The Fourth Network
- Hardcover
- Author: Daniel M. Kimmel
- Language: English
- Genre: Non-fiction, journalism, television
- Published: 2004
- Publication place: United States
- Media type: Print (hardcover, paperback)
- ISBN: 1-566-63572-1

= The Fourth Network =

2004 book by Daniel M. Kimmel

The Fourth Network: How Fox Broke the Rules and Reinvented Television (ISBN 1-566-63572-1) is a non-fiction book about the history of the Fox television network. It was written by Daniel M. Kimmel and published in 2004. The Fourth Network details the history of Fox up until the 1999-2000 broadcast season, with events happening afterward included in an epilogue.

Many times throughout the book Kimmel makes a point of how Fox, during its first 20 years of existence, radically changed the standards by which network television stations in America operate, such as putting an emphasis on looking at demographics in show ratings as opposed to overall viewership, and working with cable television suppliers in order to attain a broader audience.

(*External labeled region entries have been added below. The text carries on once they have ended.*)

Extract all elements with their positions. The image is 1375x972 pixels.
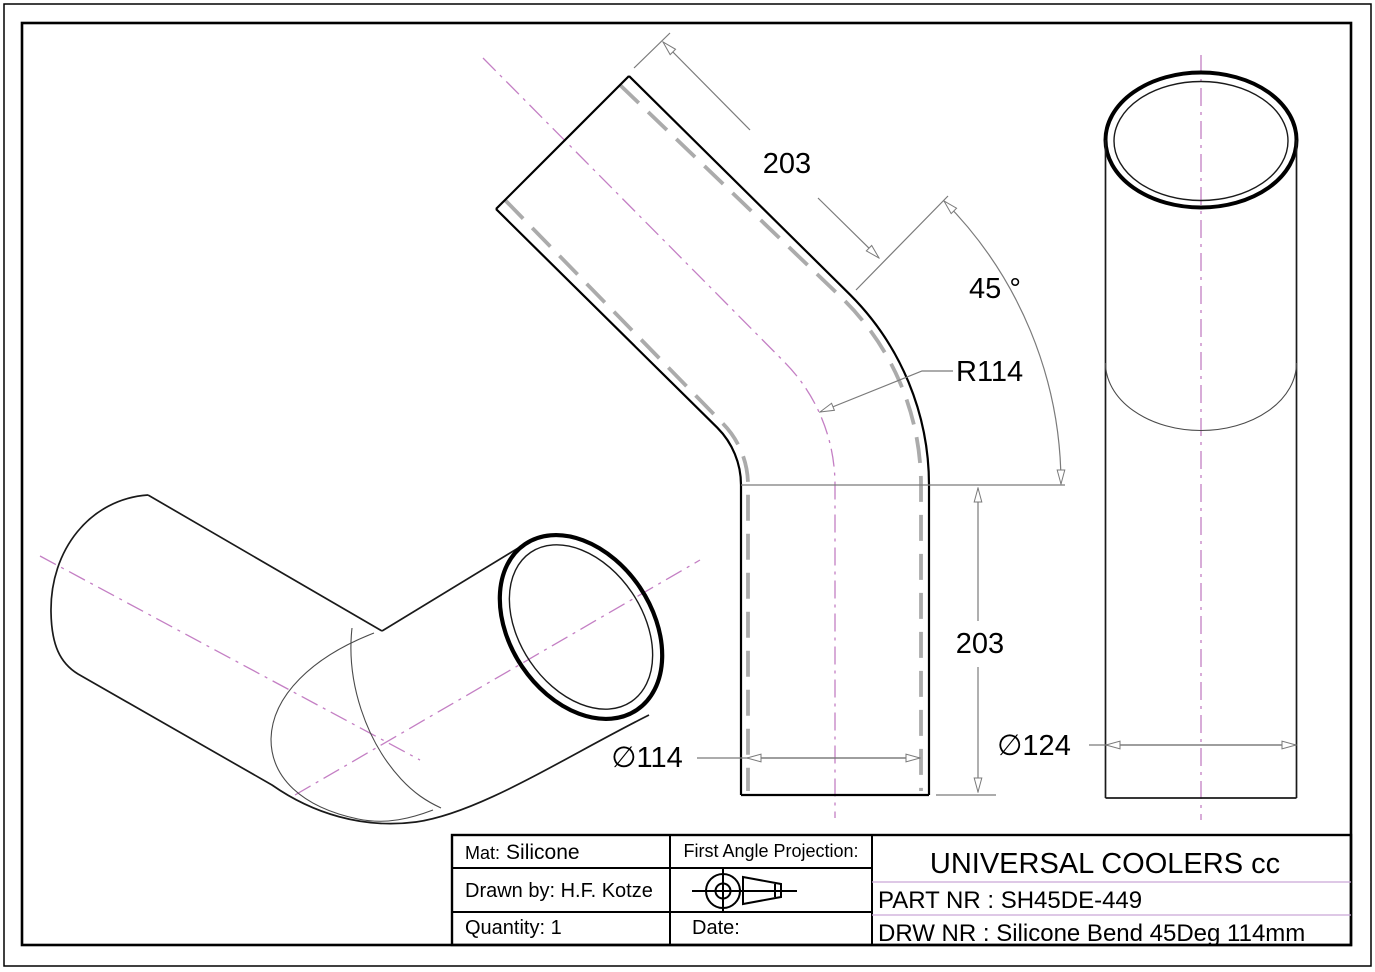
- material-label: Mat:: [465, 843, 500, 863]
- front-hidden-line-inner: [505, 200, 748, 791]
- dim-text-dia124: ∅124: [997, 730, 1071, 762]
- dim-line-203-diag-a: [663, 42, 750, 130]
- front-outline-outer: [629, 76, 929, 795]
- dim-arc-45deg: [944, 201, 1061, 484]
- dim-leader-r114: [820, 371, 953, 412]
- front-view: [483, 58, 929, 818]
- material-field: Mat:Silicone: [465, 841, 580, 864]
- date-label: Date:: [692, 917, 740, 939]
- drawing-number: DRW NR : Silicone Bend 45Deg 114mm: [878, 920, 1305, 947]
- inner-border: [22, 23, 1351, 945]
- side-view: [1106, 55, 1297, 820]
- dim-ext-line-cap: [634, 33, 670, 68]
- company-name: UNIVERSAL COOLERS cc: [930, 848, 1280, 880]
- dim-ext-line-45: [856, 196, 948, 290]
- drawn-by-field: Drawn by: H.F. Kotze: [465, 880, 653, 902]
- iso-bend-tangent-arc-right: [351, 628, 441, 808]
- title-block: Mat:Silicone Drawn by: H.F. Kotze Quanti…: [452, 835, 1351, 947]
- quantity-field: Quantity: 1: [465, 917, 562, 939]
- front-hidden-line-outer: [620, 85, 921, 791]
- part-number: PART NR : SH45DE-449: [878, 887, 1142, 914]
- iso-outline-top-left: [148, 495, 382, 631]
- dim-text-dia114: ∅114: [611, 742, 683, 774]
- iso-opening-outer-ellipse: [466, 504, 696, 749]
- drawing-sheet: 203 45 ° R114 203 ∅114 ∅124 Mat:Silicone…: [0, 0, 1375, 972]
- material-value: Silicone: [506, 841, 580, 864]
- front-end-cap: [496, 76, 629, 209]
- dim-text-r114: R114: [956, 356, 1023, 388]
- dim-text-203-diagonal: 203: [763, 148, 811, 180]
- projection-label: First Angle Projection:: [683, 841, 858, 861]
- cad-drawing: 203 45 ° R114 203 ∅114 ∅124 Mat:Silicone…: [0, 0, 1375, 972]
- first-angle-projection-icon: [692, 869, 797, 913]
- iso-bend-tangent-arc-left: [271, 633, 433, 821]
- dim-text-203-vertical: 203: [956, 628, 1004, 660]
- dim-text-45deg: 45 °: [969, 273, 1021, 305]
- iso-centerline-left-leg: [40, 556, 420, 760]
- dim-line-203-diag-b: [818, 198, 879, 258]
- dimensions: 203 45 ° R114 203 ∅114 ∅124: [611, 33, 1296, 795]
- iso-opening-inner-ellipse: [480, 518, 683, 736]
- isometric-view: [40, 495, 700, 824]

While much of the book, which is laden with interviews of former network executives, deals with the network's prime time programming, some material is left to the network's other endeavors, both successful and unsuccessful, such as Fox's stunning acquisition of the rights to NFL games, the start-up of the Fox Kids Saturday morning cartoon block, as well Fox's failed attempts at a morning show and late-night talk shows.

==Reception==
In 2005, the book won the Goddard Book Award from the Cable Center for best book of 2004. Publishers Weekly called the book "a solid but rather dry account of the birth of a network and its impact on TV".